Part 4 of 4: Discussing Difficult Issues

  1. 1 Discuss difficult topics before a crisis hits. You should discuss some of the tricky issues that may arise once a diagnosis is made or if there is concern that the condition may worsen.
    • This can include anything from radical treatments to lifelong patient care.
    • The ideal place to discuss challenging issues is in your office, not the hospital. Patients tend to make wise decisions in a relaxed environment.
  2. 2 Take time to discuss important decisions. Some questions may need to be addressed immediately, but usually patients have a few days or weeks to think.
    • Insist on the importance of making a decision, but give the patient as much time as possible to think.
    • People often regret decisions made in a hurry. Try to minimize your regrets and the regrets of your patients.
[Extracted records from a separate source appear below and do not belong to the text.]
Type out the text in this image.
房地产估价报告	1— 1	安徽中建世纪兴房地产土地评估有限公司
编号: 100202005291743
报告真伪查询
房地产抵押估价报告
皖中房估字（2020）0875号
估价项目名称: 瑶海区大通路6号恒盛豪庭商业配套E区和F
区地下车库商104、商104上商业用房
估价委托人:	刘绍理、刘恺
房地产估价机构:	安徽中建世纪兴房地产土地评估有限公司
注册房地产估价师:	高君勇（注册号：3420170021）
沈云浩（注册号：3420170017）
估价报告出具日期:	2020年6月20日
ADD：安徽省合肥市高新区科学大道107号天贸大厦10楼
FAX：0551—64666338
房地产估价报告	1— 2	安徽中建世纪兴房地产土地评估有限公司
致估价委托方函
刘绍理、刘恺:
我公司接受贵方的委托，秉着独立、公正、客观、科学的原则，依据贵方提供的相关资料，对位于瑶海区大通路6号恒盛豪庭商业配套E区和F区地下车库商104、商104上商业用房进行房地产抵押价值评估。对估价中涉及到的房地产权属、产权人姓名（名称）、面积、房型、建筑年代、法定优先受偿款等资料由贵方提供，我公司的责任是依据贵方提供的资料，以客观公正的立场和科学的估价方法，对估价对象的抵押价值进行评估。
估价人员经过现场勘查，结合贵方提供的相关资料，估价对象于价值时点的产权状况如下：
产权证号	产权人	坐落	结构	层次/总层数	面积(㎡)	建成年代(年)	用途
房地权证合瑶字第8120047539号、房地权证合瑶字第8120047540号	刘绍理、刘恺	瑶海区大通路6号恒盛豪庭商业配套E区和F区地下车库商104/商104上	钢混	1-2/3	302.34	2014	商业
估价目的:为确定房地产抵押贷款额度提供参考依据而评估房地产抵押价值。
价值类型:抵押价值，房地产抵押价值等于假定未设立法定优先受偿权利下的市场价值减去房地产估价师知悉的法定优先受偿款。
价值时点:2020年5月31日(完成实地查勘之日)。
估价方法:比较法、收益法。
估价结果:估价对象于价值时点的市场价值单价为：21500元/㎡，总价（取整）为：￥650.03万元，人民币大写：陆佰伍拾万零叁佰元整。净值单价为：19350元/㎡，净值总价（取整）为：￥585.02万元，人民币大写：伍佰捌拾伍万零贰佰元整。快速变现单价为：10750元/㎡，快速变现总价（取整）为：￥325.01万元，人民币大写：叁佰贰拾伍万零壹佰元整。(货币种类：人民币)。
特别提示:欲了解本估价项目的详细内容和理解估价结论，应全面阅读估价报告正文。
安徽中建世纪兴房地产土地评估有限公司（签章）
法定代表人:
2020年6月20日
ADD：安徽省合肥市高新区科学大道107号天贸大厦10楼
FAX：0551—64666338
  3. 3 Understand the importance of trusting decisions. Regardless of whether you share the opinion or religious beliefs of your patients, respect and encourage their beliefs, they will benefit.
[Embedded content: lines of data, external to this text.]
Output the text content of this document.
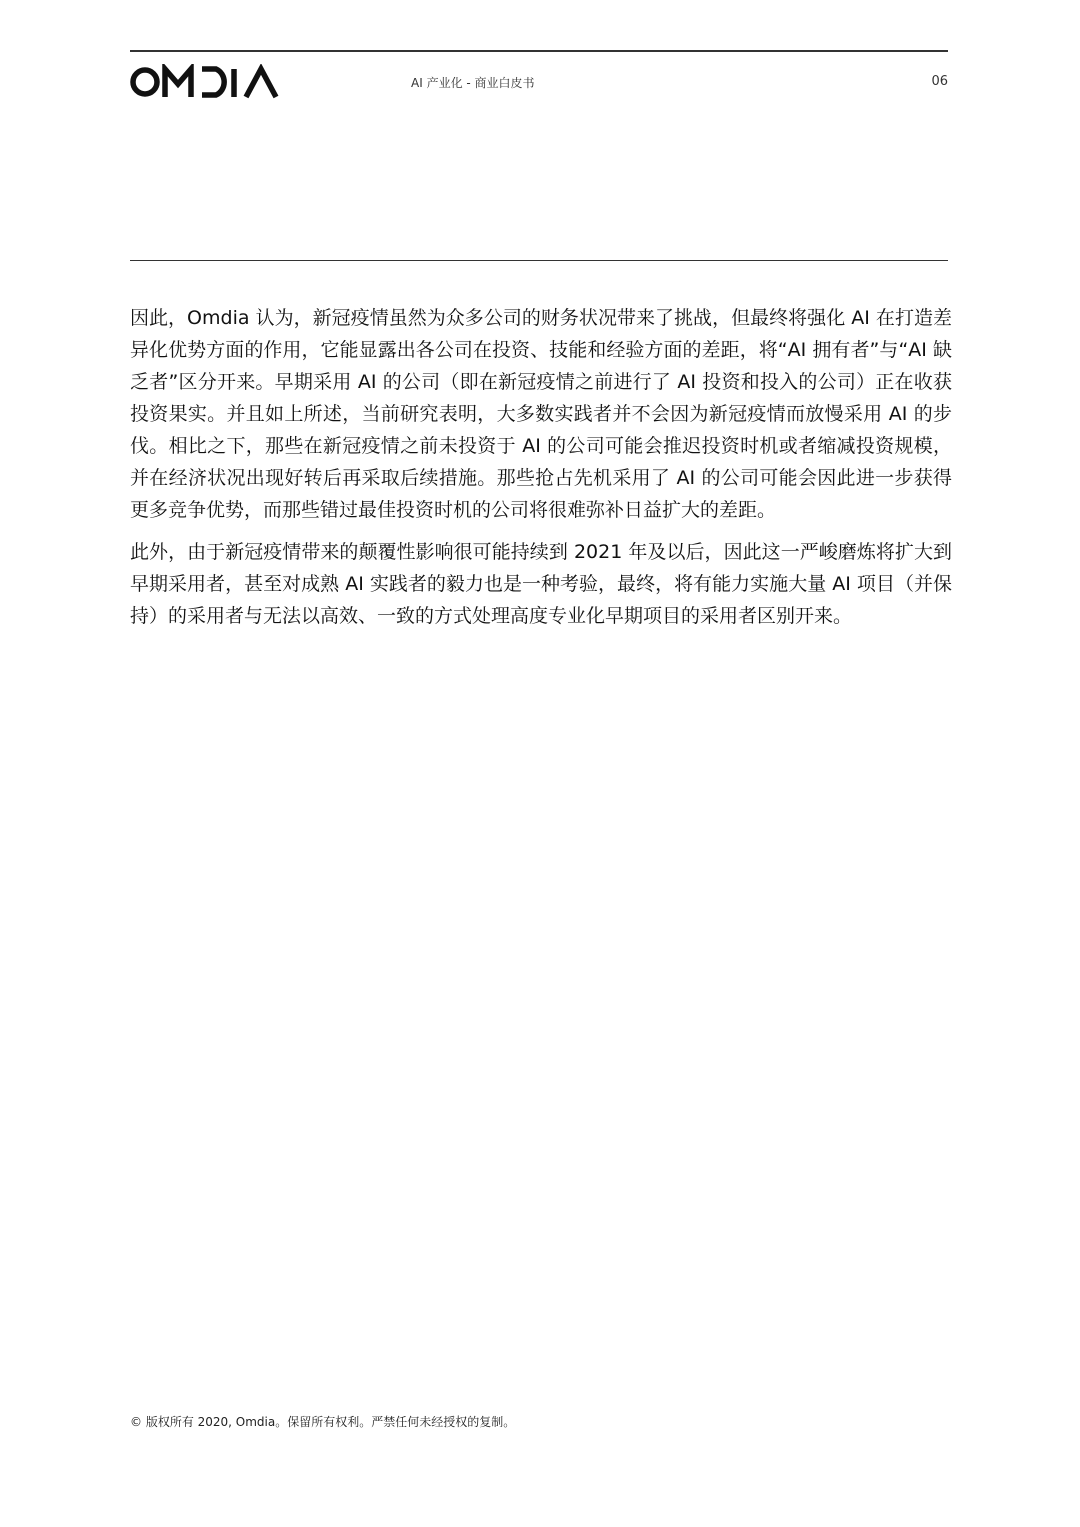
AI 产业化 - 商业白皮书	06

因此，Omdia 认为，新冠疫情虽然为众多公司的财务状况带来了挑战，但最终将强化 AI 在打造差异化优势方面的作用，它能显露出各公司在投资、技能和经验方面的差距，将“AI 拥有者”与“AI 缺乏者”区分开来。早期采用 AI 的公司（即在新冠疫情之前进行了 AI 投资和投入的公司）正在收获投资果实。并且如上所述，当前研究表明，大多数实践者并不会因为新冠疫情而放慢采用 AI 的步伐。相比之下，那些在新冠疫情之前未投资于 AI 的公司可能会推迟投资时机或者缩减投资规模，并在经济状况出现好转后再采取后续措施。那些抢占先机采用了 AI 的公司可能会因此进一步获得更多竞争优势，而那些错过最佳投资时机的公司将很难弥补日益扩大的差距。

此外，由于新冠疫情带来的颠覆性影响很可能持续到 2021 年及以后，因此这一严峻磨炼将扩大到早期采用者，甚至对成熟 AI 实践者的毅力也是一种考验，最终，将有能力实施大量 AI 项目（并保持）的采用者与无法以高效、一致的方式处理高度专业化早期项目的采用者区别开来。

© 版权所有 2020, Omdia。保留所有权利。严禁任何未经授权的复制。
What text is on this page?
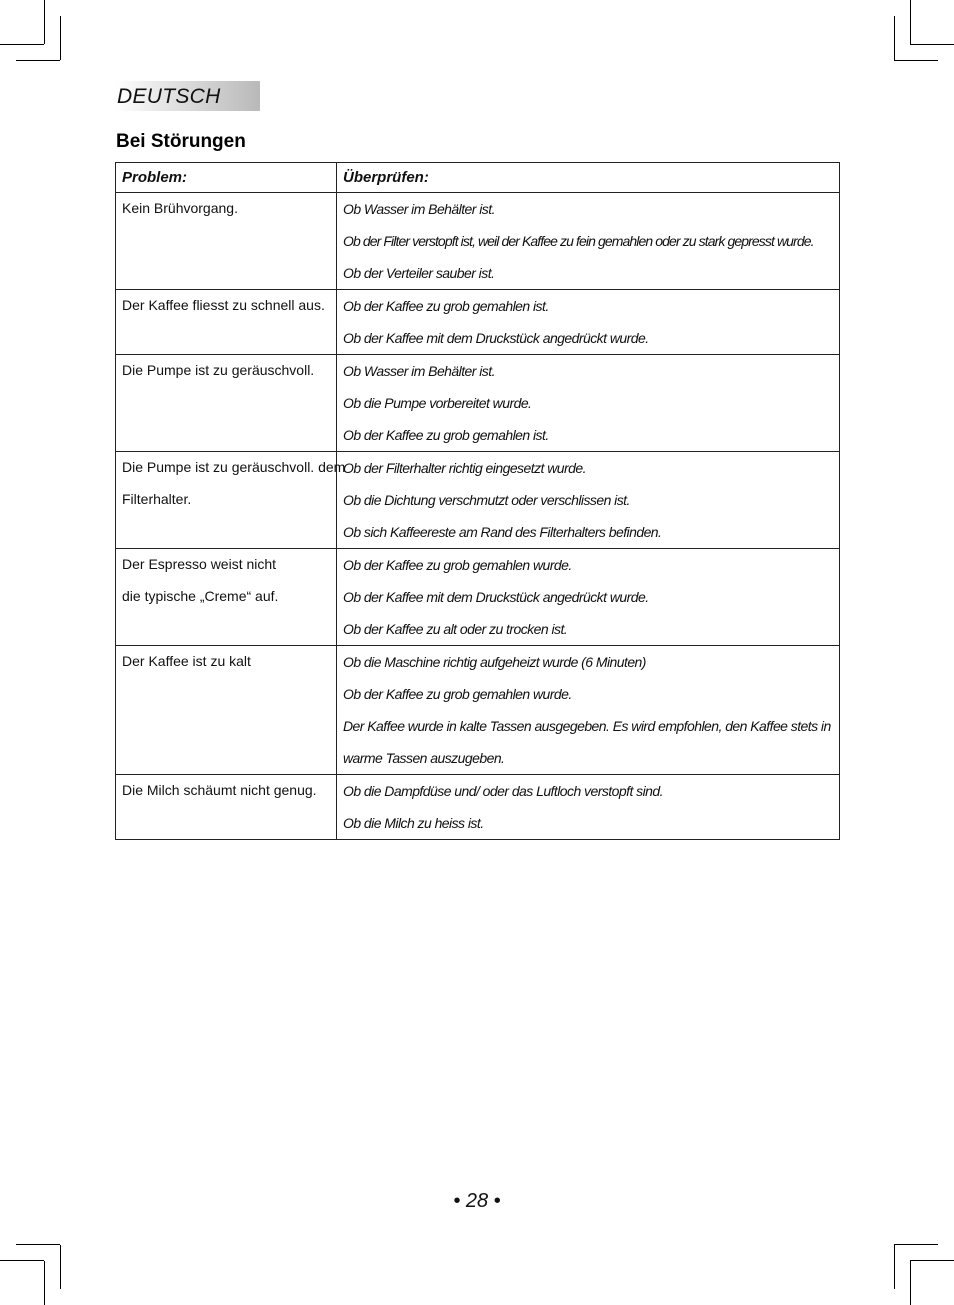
DEUTSCH
Bei Störungen
Problem:	Überprüfen:

Kein Brühvorgang.	Ob Wasser im Behälter ist.
Ob der Filter verstopft ist, weil der Kaffee zu fein gemahlen oder zu stark gepresst wurde.
Ob der Verteiler sauber ist.

Der Kaffee fliesst zu schnell aus.	Ob der Kaffee zu grob gemahlen ist.
Ob der Kaffee mit dem Druckstück angedrückt wurde.

Die Pumpe ist zu geräuschvoll.	Ob Wasser im Behälter ist.
Ob die Pumpe vorbereitet wurde.
Ob der Kaffee zu grob gemahlen ist.

Die Pumpe ist zu geräuschvoll. dem
Filterhalter.	Ob der Filterhalter richtig eingesetzt wurde.
Ob die Dichtung verschmutzt oder verschlissen ist.
Ob sich Kaffeereste am Rand des Filterhalters befinden.

Der Espresso weist nicht
die typische „Creme“ auf.	Ob der Kaffee zu grob gemahlen wurde.
Ob der Kaffee mit dem Druckstück angedrückt wurde.
Ob der Kaffee zu alt oder zu trocken ist.

Der Kaffee ist zu kalt	Ob die Maschine richtig aufgeheizt wurde (6 Minuten)
Ob der Kaffee zu grob gemahlen wurde.
Der Kaffee wurde in kalte Tassen ausgegeben. Es wird empfohlen, den Kaffee stets in warme Tassen auszugeben.

Die Milch schäumt nicht genug.	Ob die Dampfdüse und/ oder das Luftloch verstopft sind.
Ob die Milch zu heiss ist.
• 28 •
    • If a patient asks about your religious views, do not hesitate to share your opinion. This will help create a comfortable environment when things go wrong.
    • If you feel uncomfortable, discuss the matter, you can refer your patient to someone who can solve it. Refer the patient to a priest or recommend a professional counselor who is willing to discuss religious issues.
  4. 4 Reaffirm positive beliefs. Even if the situation seems medically grim, you should encourage the patient to hope and fight the illness.
    • This does not mean that you should give false hope. If the chances of recovery are slim, be honest about it.
    • Insist that there is hope. Do not rule out the possibility of a good outcome, even if full recovery is in question.
  5. 5 Talk to your patient. No matter how strong the patient and family's hope is, show that your hope is just as strong.
    • If your patient is praying for a miracle, you may say that you are also praying or hoping for a miracle.
    • If the patient has come to terms with his illness, you should not put pressure on him and make him hope for the best. At any rate, you should discuss various ways to make the patient's life better despite his illness.
  6. 6 Reassure the patient that you are always there. Say that you will be with him or her throughout the illness or treatment. When someone receives frightening news, a knowledgeable ally can be a source of comfort and support.
    • If most of the treatment will be carried out by other doctors, you must reassure the patient that you will continue to be informed and always ready to discuss his problems and the course of treatment.
  7. 7 Suggest the best option. If the patient has a difficult decision to make, they may feel too overwhelmed to make it. In such cases, you may need to tell the patient directly that you believe in the best.
    • Suggest and explain why you think this is the best option. However, do not insist that the patient accept your offer.